In seltenen Fällen kann Stereoblindheit auch nach Operationen (z. B. bei Katarakt) auftreten, insbesondere wenn die visuelle Reizverarbeitung beider Augen stark unterschiedlich ist.
Diagnostik
Die Diagnose erfolgt durch spezielle Tests zur Prüfung des binokularen Sehens, darunter:
- TNO-Test
- Lang-Stereotest
- Titmus-Test
- Random-Dot-Stereogramme (z. B. Magic Eye-Bilder)
- Treffversuch
Diese Tests prüfen die Fähigkeit, scheinbar „versteckte“ 3D-Objekte bei gleichzeitiger Nutzung beider Augen zu erkennen.
Auswirkungen im Alltag
Obwohl viele stereoblinde Personen im Alltag gut zurechtkommen, haben sie in bestimmten Situationen Einschränkungen, etwa beim:
- Einschätzen von Distanzen (z. B. beim Autofahren)
- Ergreifen von Objekten in der Tiefe (z. B. Sport)
- Erkennen von 3D-Filmen oder -Darstellungen
Betroffene kompensieren meist unbewusst mit anderen Tiefenhinweisen. Viele entdecken ihre Stereoblindheit erst im Erwachsenenalter – oft durch Zufall oder im Rahmen augenärztlicher Untersuchungen.
Therapie
Eine Behandlung ist nur in bestimmten Fällen möglich und erfolgversprechend, vor allem im Kindesalter. Optionen sind:
- Orthoptische Übungen zur Verbesserung der Fusion und Augenkoordination
- Abdeckungstherapie (Okklusion) zur Behandlung einer Amblyopie
- Neurovisuelles Training (z. B. mit Virtual-Reality-Systemen)

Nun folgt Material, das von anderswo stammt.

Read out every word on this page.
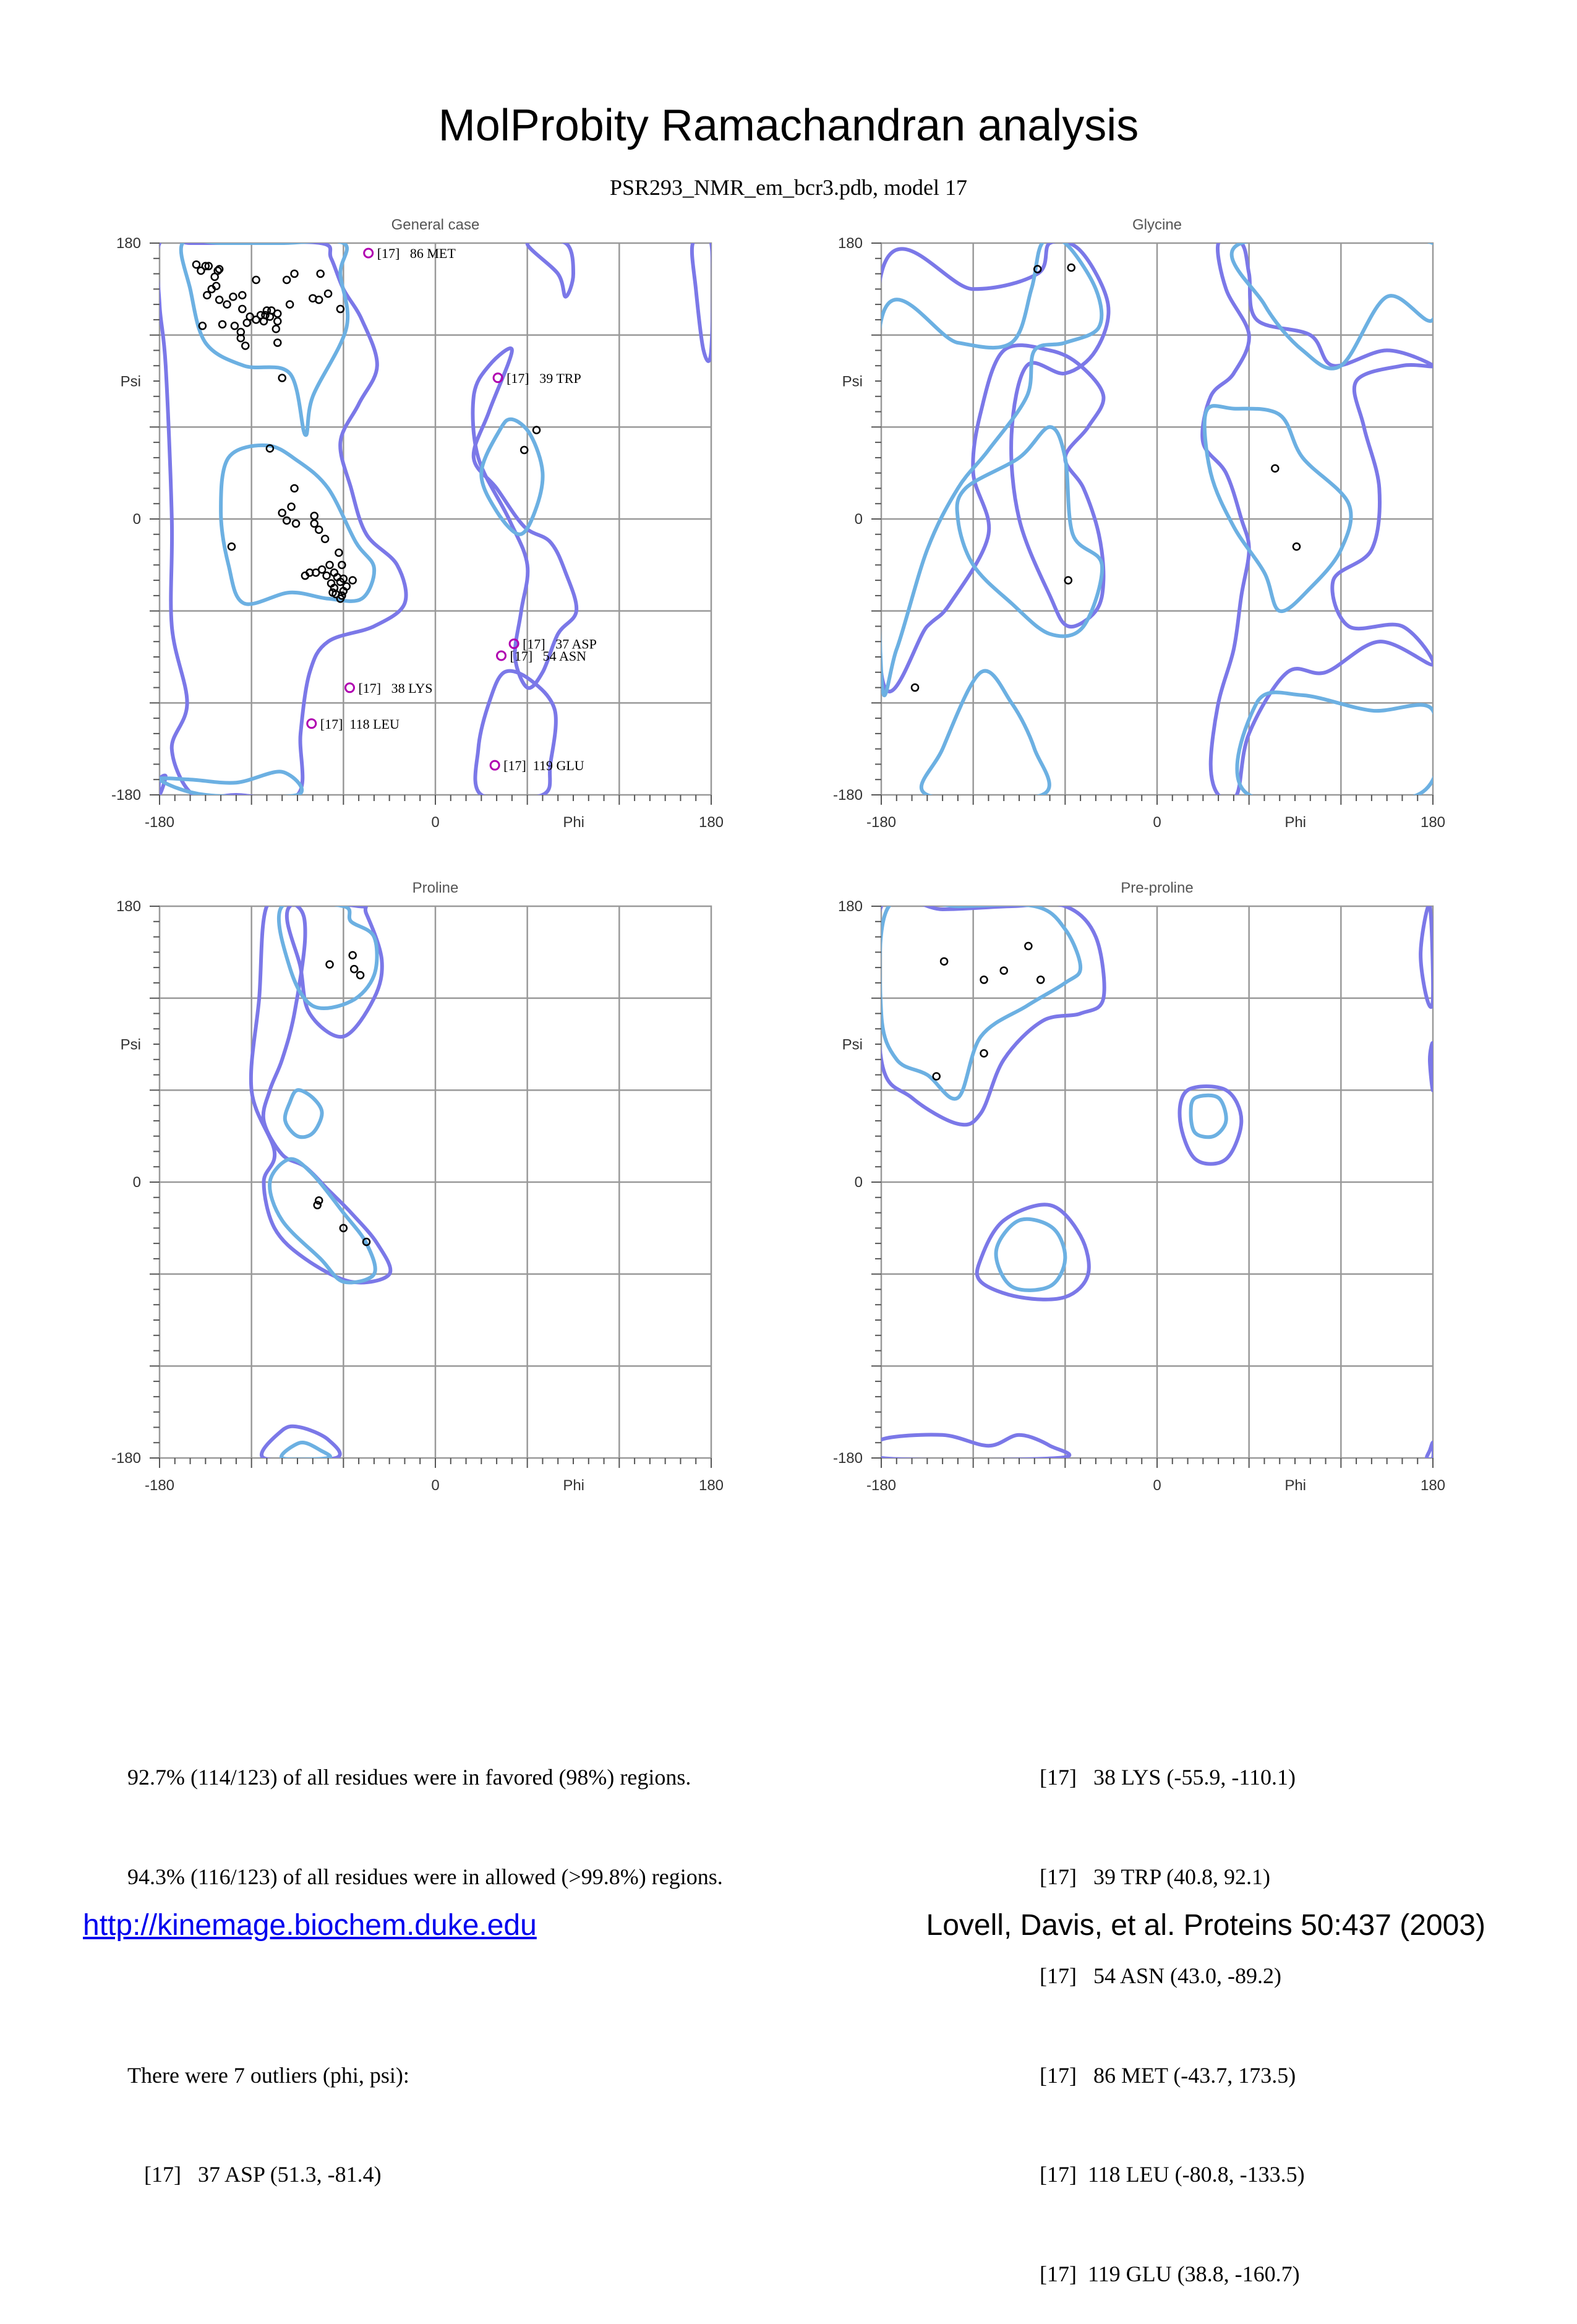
MolProbity Ramachandran analysis
PSR293_NMR_em_bcr3.pdb, model 17
General case
-180	0	180
180
0
-180
Phi
Psi
[17]   86 MET
[17]   39 TRP
[17]   37 ASP
[17]   54 ASN
[17]   38 LYS
[17]  118 LEU
[17]  119 GLU
Glycine
-180	0	180
180
0
-180
Phi
Psi
Proline
-180	0	180
180
0
-180
Phi
Psi
Pre-proline
-180	0	180
180
0
-180
Phi
Psi

92.7% (114/123) of all residues were in favored (98%) regions.

94.3% (116/123) of all residues were in allowed (>99.8%) regions.

There were 7 outliers (phi, psi):

[17]   37 ASP (51.3, -81.4)

[17]   38 LYS (-55.9, -110.1)

[17]   39 TRP (40.8, 92.1)

[17]   54 ASN (43.0, -89.2)

[17]   86 MET (-43.7, 173.5)

[17]  118 LEU (-80.8, -133.5)

[17]  119 GLU (38.8, -160.7)

http://kinemage.biochem.duke.edu	Lovell, Davis, et al. Proteins 50:437 (2003)
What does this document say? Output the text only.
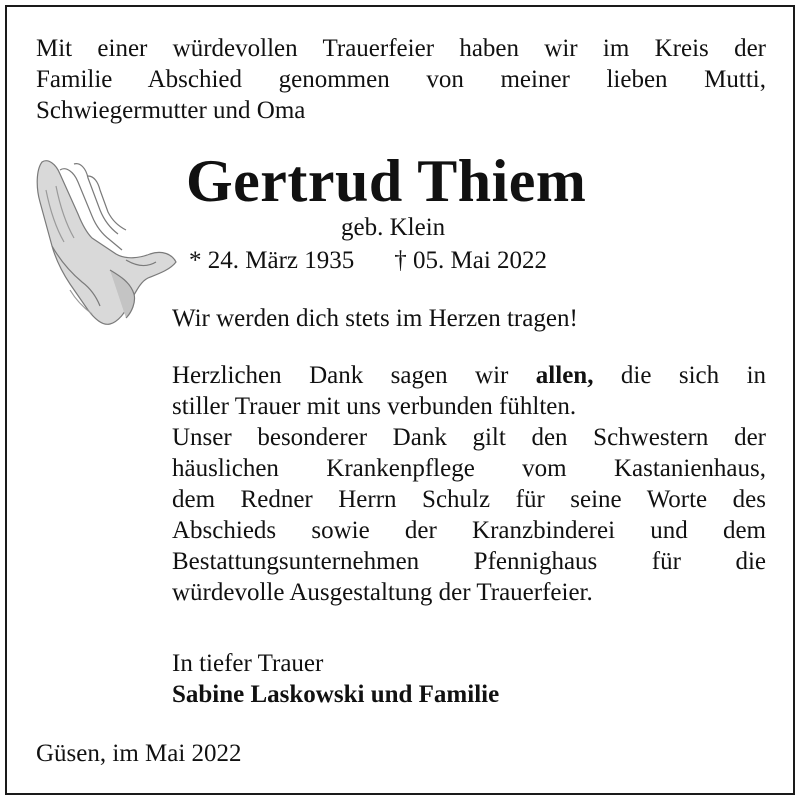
Mit einer würdevollen Trauerfeier haben wir im Kreis der
Familie Abschied genommen von meiner lieben Mutti,
Schwiegermutter und Oma
Gertrud Thiem
geb. Klein
* 24. März 1935 † 05. Mai 2022
Wir werden dich stets im Herzen tragen!
Herzlichen Dank sagen wir allen, die sich in
stiller Trauer mit uns verbunden fühlten.
Unser besonderer Dank gilt den Schwestern der
häuslichen Krankenpflege vom Kastanienhaus,
dem Redner Herrn Schulz für seine Worte des
Abschieds sowie der Kranzbinderei und dem
Bestattungsunternehmen Pfennighaus für die
würdevolle Ausgestaltung der Trauerfeier.
In tiefer Trauer
Sabine Laskowski und Familie
Güsen, im Mai 2022
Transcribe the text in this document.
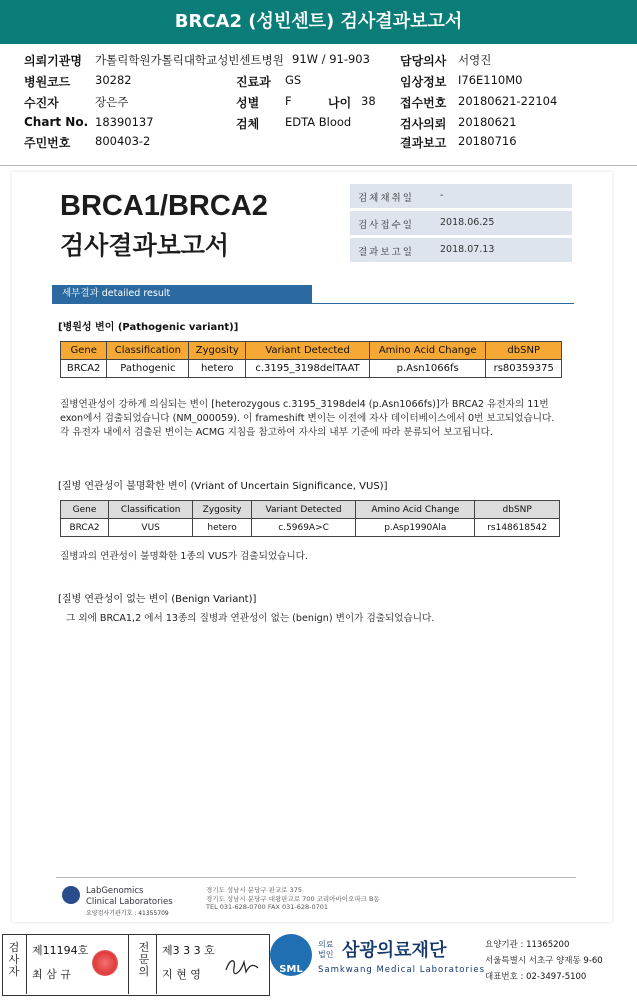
BRCA2 (성빈센트) 검사결과보고서
의뢰기관명 가톨릭학원가톨릭대학교성빈센트병원 91W / 91-903	담당의사 서영진
병원코드 30282	진료과 GS	임상정보 I76E110M0
수진자	장은주	성별 F	나이 38 접수번호 20180621-22104
Chart No. 18390137	검체 EDTA Blood	검사의뢰 20180621
주민번호 800403-2	결과보고 20180716
BRCA1/BRCA2
검사결과보고서
검체채취일	-
검사접수일	2018.06.25
결과보고일	2018.07.13
세부결과 detailed result
[병원성 변이 (Pathogenic variant)]
Gene	Classification	Zygosity	Variant Detected	Amino Acid Change	dbSNP
BRCA2	Pathogenic	hetero	c.3195_3198delTAAT	p.Asn1066fs	rs80359375
질병연관성이 강하게 의심되는 변이 [heterozygous c.3195_3198del4 (p.Asn1066fs)]가 BRCA2 유전자의 11번 exon에서 검출되었습니다 (NM_000059). 이 frameshift 변이는 이전에 자사 데이터베이스에서 0번 보고되었습니다. 각 유전자 내에서 검출된 변이는 ACMG 지침을 참고하여 자사의 내부 기준에 따라 분류되어 보고됩니다.
[질병 연관성이 불명확한 변이 (Vriant of Uncertain Significance, VUS)]
Gene	Classification	Zygosity	Variant Detected	Amino Acid Change	dbSNP
BRCA2	VUS	hetero	c.5969A>C	p.Asp1990Ala	rs148618542
질병과의 연관성이 불명확한 1종의 VUS가 검출되었습니다.
[질병 연관성이 없는 변이 (Benign Variant)]
그 외에 BRCA1,2 에서 13종의 질병과 연관성이 없는 (benign) 변이가 검출되었습니다.
LabGenomics
Clinical Laboratories
요양검사기관기호 : 41355709
경기도 성남시 분당구 판교로 375
경기도 성남시 분당구 대왕판교로 700 코리아바이오파크 B동
TEL 031-628-0700 FAX 031-628-0701
검사자
제11194호
최 삼 규
전문의
제3 3 3 호
지 현 영	SML
의료
법인 삼광의료재단
Samkwang Medical Laboratories
요양기관 : 11365200
서울특별시 서초구 양재동 9-60
대표번호 : 02-3497-5100
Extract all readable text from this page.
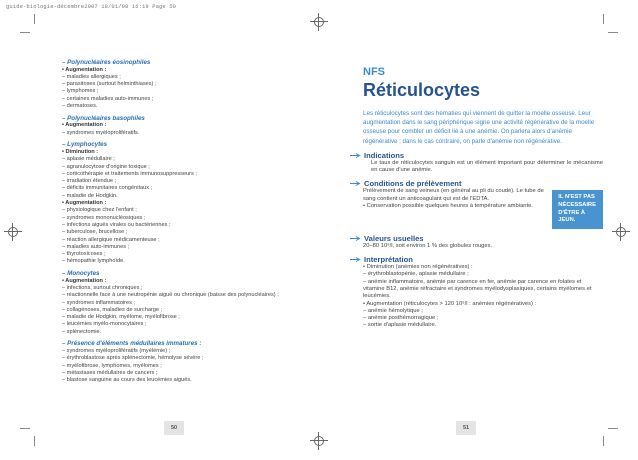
guide-biologie-décembre2007 18/01/08 16:19 Page 50
– Polynucléaires éosinophiles
• Augmentation :
– maladies allergiques ;
– parasitoses (surtout helminthiases) ;
– lymphomes ;
– certaines maladies auto-immunes ;
– dermatoses.
– Polynucléaires basophiles
• Augmentation :
– syndromes myéloprolifératifs.
– Lymphocytes
• Diminution :
– aplasie médullaire ;
– agranulocytose d'origine toxique ;
– corticothérapie et traitements immunosuppresseurs ;
– irradiation étendue ;
– déficits immunitaires congénitaux ;
– maladie de Hodgkin.
• Augmentation :
– physiologique chez l'enfant ;
– syndromes mononucléosiques ;
– infections aiguës virales ou bactériennes ;
– tuberculose, brucellose ;
– réaction allergique médicamenteuse ;
– maladies auto-immunes ;
– thyrotoxicoses ;
– hémopathie lymphoïde.
– Monocytes
• Augmentation :
– infections, surtout chroniques ;
– réactionnelle face à une neutropénie aiguë ou chronique (baisse des polynucléaires) ;
– syndromes inflammatoires ;
– collagénoses, maladies de surcharge ;
– maladie de Hodgkin, myélome, myélofibrose ;
– leucémies myélo-monocytaires ;
– splénectomie.
– Présence d'éléments médullaires immatures :
– syndromes myéloprolifératifs (myélémie) ;
– érythroblastose après splénectomie, hémolyse sévère ;
– myélofibrose, lymphomes, myélomes ;
– métastases médullaires de cancers ;
– blastose sanguine au cours des leucémies aiguës.
50
NFS
Réticulocytes
Les réticulocytes sont des hématies qui viennent de quitter la moelle osseuse. Leur augmentation dans le sang périphérique signe une activité régénérative de la moelle osseuse pour combler un déficit lié à une anémie. On parlera alors d'anémie régénérative ; dans le cas contraire, on parle d'anémie non régénérative.
Indications
Le taux de réticulocytes sanguin est un élément important pour déterminer le mécanisme en cause d'une anémie.
Conditions de prélèvement
Prélèvement de sang veineux (en général au pli du coude). Le tube de sang contient un anticoagulant qui est de l'EDTA.
• Conservation possible quelques heures à température ambiante.
IL N'EST PAS NÉCESSAIRE D'ÊTRE À JEUN.
Valeurs usuelles
20–80 10⁹/l, soit environ 1 % des globules rouges.
Interprétation
• Diminution (anémies non régénératives) :
– érythroblastopénie, aplasie médullaire ;
– anémie inflammatoire, anémie par carence en fer, anémie par carence en folates et vitamine B12, anémie réfractaire et syndromes myélodysplasiques, certains myélomes et leucémies.
• Augmentation (réticulocytes > 120 10⁹/l : anémies régénératives) :
– anémie hémolytique ;
– anémie posthémorragique ;
– sortie d'aplasie médullaire.
51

Bei Erwachsenen ist eine Wiederherstellung des Stereosehens selten, aber in Einzelfällen dokumentiert. Eine bekannte Fallstudie ist die von Susan Barry, einer Neurobiologin, die im Erwachsenenalter durch gezieltes Training Stereosehen erlernte („Stereo Sue“).
Verbreitung
Es wird geschätzt, dass etwa 3–5 % der Bevölkerung kein oder nur stark eingeschränktes Stereosehen besitzen. Oftmals bleibt dies auch unerkannt.
Bekannte Betroffene
- Susan Barry – US-amerikanische Neurobiologin und Autorin
- Oliver Sacks – beschrieb Fälle von Stereoblindheit in seinen populärwissenschaftlichen Werken
Literatur
- Susan R. Barry: Fixing My Gaze: A Scientist’s Journey into Seeing in Three Dimensions. Basic Books, 2009, ISBN 978-0-465-00913-8.
- Oliver Sacks: The Mind’s Eye. Alfred A. Knopf, 2010, ISBN 978-0-307-27208-9.